Plus CatFact, CoinGecko, Dog API, Exchange Rates, Hacker News, npm registry, Open-Meteo, PokeAPI, public holidays, PyPI, RandomUser, REST Countries, and TVMaze quick. The complete source of truth is library/registry.json, generated by gutenberg registry sync.

Plus 16+ recipe templates in library/recipes/ for common sources (Hacker News, CoinGecko, PokeAPI, Open-Meteo, REST Countries, Nominatim, npm registry, PyPI, exchange rates, public holidays, Reddit, Spotify, Slack, …).

Output targets

--targets go,mcp,skill,openclaw controls what gets emitted next to the Go module:

  • go + mcp — Go binary + stdio MCP server (default)
  • skillskills/<slug>/SKILL.md (Claude Code skill format)
  • openclawopenclaw/<slug>/skill.{json,md} (agent-framework-neutral schema)
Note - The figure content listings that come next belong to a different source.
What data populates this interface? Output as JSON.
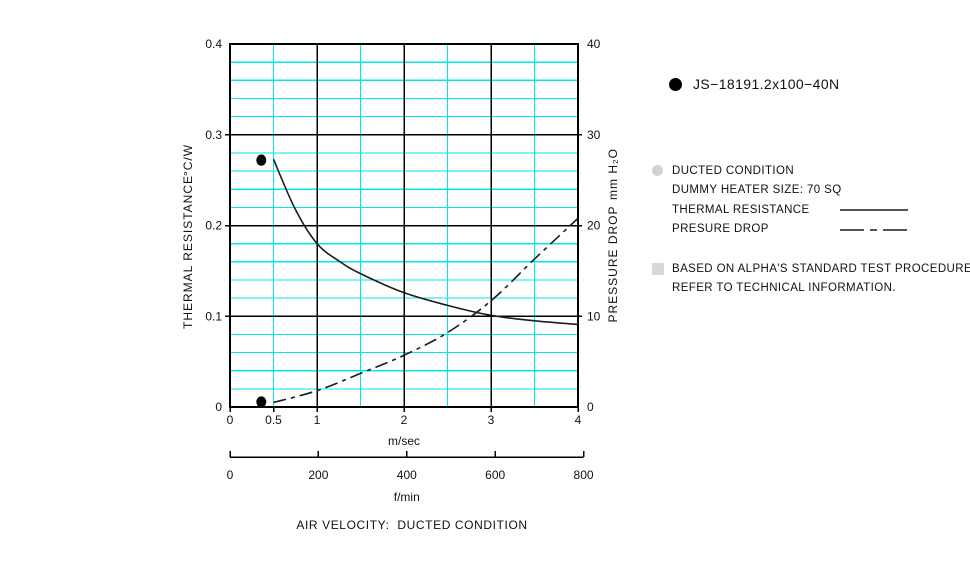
{
  "page": {
    "background": "#ffffff"
  },
  "legend": {
    "series_label": "JS−18191.2x100−40N"
  },
  "conditions": {
    "row1": "DUCTED CONDITION",
    "row2": "DUMMY HEATER SIZE: 70 SQ",
    "row3": "THERMAL RESISTANCE",
    "row4": "PRESURE DROP"
  },
  "notes": {
    "line1": "BASED ON ALPHA'S STANDARD TEST PROCEDURE.",
    "line2": "REFER TO TECHNICAL INFORMATION."
  },
  "chart_data": {
    "type": "line",
    "title": "AIR VELOCITY:  DUCTED CONDITION",
    "x_axis": {
      "label": "m/sec",
      "min": 0,
      "max": 4,
      "tick_labels": [
        "0",
        "0.5",
        "1",
        "2",
        "3",
        "4"
      ],
      "tick_values": [
        0,
        0.5,
        1,
        2,
        3,
        4
      ],
      "major_grid": [
        1,
        2,
        3
      ],
      "minor_grid": [
        0.5,
        1.5,
        2.5,
        3.5
      ]
    },
    "x_axis_secondary": {
      "label": "f/min",
      "tick_labels": [
        "0",
        "200",
        "400",
        "600",
        "800"
      ],
      "tick_values": [
        0,
        200,
        400,
        600,
        800
      ],
      "m_per_sec_per_unit": 0.00508
    },
    "y_axis_left": {
      "label": "THERMAL RESISTANCE",
      "unit": "°C/W",
      "min": 0,
      "max": 0.4,
      "tick_labels": [
        "0",
        "0.1",
        "0.2",
        "0.3",
        "0.4"
      ],
      "tick_values": [
        0,
        0.1,
        0.2,
        0.3,
        0.4
      ],
      "minor_step": 0.02
    },
    "y_axis_right": {
      "label": "PRESSURE DROP",
      "unit": "mm H₂O",
      "min": 0,
      "max": 40,
      "tick_labels": [
        "0",
        "10",
        "20",
        "30",
        "40"
      ],
      "tick_values": [
        0,
        10,
        20,
        30,
        40
      ]
    },
    "series": [
      {
        "name": "THERMAL RESISTANCE",
        "axis": "left",
        "line_style": "solid",
        "points": [
          [
            0.5,
            0.273
          ],
          [
            0.75,
            0.218
          ],
          [
            1.0,
            0.18
          ],
          [
            1.25,
            0.161
          ],
          [
            1.5,
            0.147
          ],
          [
            2.0,
            0.126
          ],
          [
            2.5,
            0.112
          ],
          [
            3.0,
            0.101
          ],
          [
            3.5,
            0.095
          ],
          [
            4.0,
            0.091
          ]
        ],
        "marker_point": [
          0.36,
          0.272
        ]
      },
      {
        "name": "PRESURE DROP",
        "axis": "right",
        "line_style": "dash-dot",
        "points": [
          [
            0.5,
            0.5
          ],
          [
            1.0,
            1.8
          ],
          [
            1.5,
            3.7
          ],
          [
            2.0,
            5.7
          ],
          [
            2.5,
            8.2
          ],
          [
            3.0,
            11.7
          ],
          [
            3.5,
            16.3
          ],
          [
            4.0,
            20.8
          ]
        ],
        "marker_point": [
          0.36,
          0.55
        ]
      }
    ],
    "grid": {
      "minor_color": "#00E8E8",
      "major_color": "#000000"
    },
    "curve_color": "#1c1c1c",
    "marker_color": "#000000",
    "text_color": "#111111"
  }
}
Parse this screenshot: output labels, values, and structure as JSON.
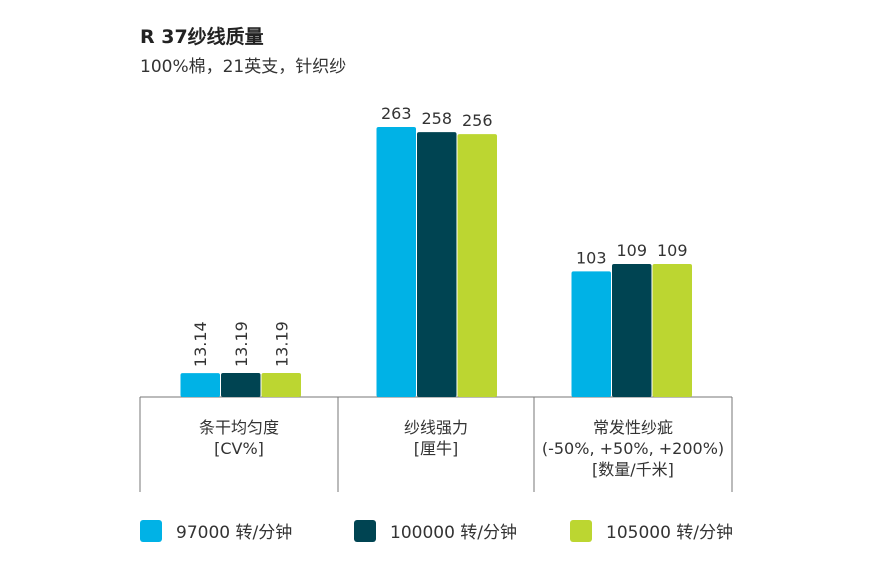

Architecture diff vs other open-source factories

Compared to site2cli (PyPI) and printingpress.dev (~82 CLIs, npm), Gutenberg uniquely ships:

  • Verification proofs gate (no Grade A without proofs/verification.json)
  • gutenberg try <url> autopilot
  • Aggregator-as-recipe (declarative)
  • Snapshot/replay deterministic mode (built into every generated tool)
  • Shared AES-GCM token vault
  • lockfile + diff + upgrade + watch
  • cross-tool compare
  • LLM-provider-agnostic extract (Anthropic / OpenAI / Ollama) + cache TTL
  • HAR → OpenAPI with response schema inference and auth scheme sniffer
  • Built-in JSONPath --select and --stream for SSE/NDJSON

What we don't have yet: their catalog scale (82 vs 21) and packaged npm distribution. The catalog grows with recipes and gutenberg publish --all --fix-assets.

Run tests

node --test tests/*.test.js

Local-network-dependent tests skip cleanly in sandboxes that deny 127.0.0.1 listeners. Browser tests remain opt-in (GUTENBERG_BROWSER_TESTS=1 to exercise live Playwright).

Environment variables

Var What
ANTHROPIC_API_KEY Use Anthropic for extract / run
OPENAI_API_KEY Use OpenAI for extract / run
OLLAMA_HOST (default http://localhost:11434) + GUTENBERG_LLM_PROVIDER=ollama Use local or remote Ollama for extract
BROWSERBASE_API_KEY + BROWSERBASE_PROJECT_ID Required for record --backend browserbase
GUTENBERG_VAULT_KEY (32-byte hex) Encrypt the shared OAuth vault with AES-GCM
GUTENBERG_TELEMETRY=1 + GUTENBERG_TELEMETRY_FILE Opt-in local JSONL log of operation calls (never sent anywhere)
<TOOL_ENV>_SNAPSHOT_MODE=record|replay + <TOOL_ENV>_SNAPSHOT_DIR Deterministic HTTP record/replay per tool
<TOOL_ENV>_AUTO_REFRESH=0 Disable automatic OAuth refresh in a generated tool

License

MIT.

Status

v0.1.0 — public. Honest about its boundaries:

  • ✅ Verified end-to-end on GitHub, Stripe, Sentry, ESPN, Wikipedia IT, TVMaze and the public-API starter catalog
  • ✅ 21 catalog entries shipped, 16+ recipe templates
  • ❌ Cannot bypass Cloudflare Turnstile / strong anti-bot. Use record --backend browserbase or an official partner API for that class of site.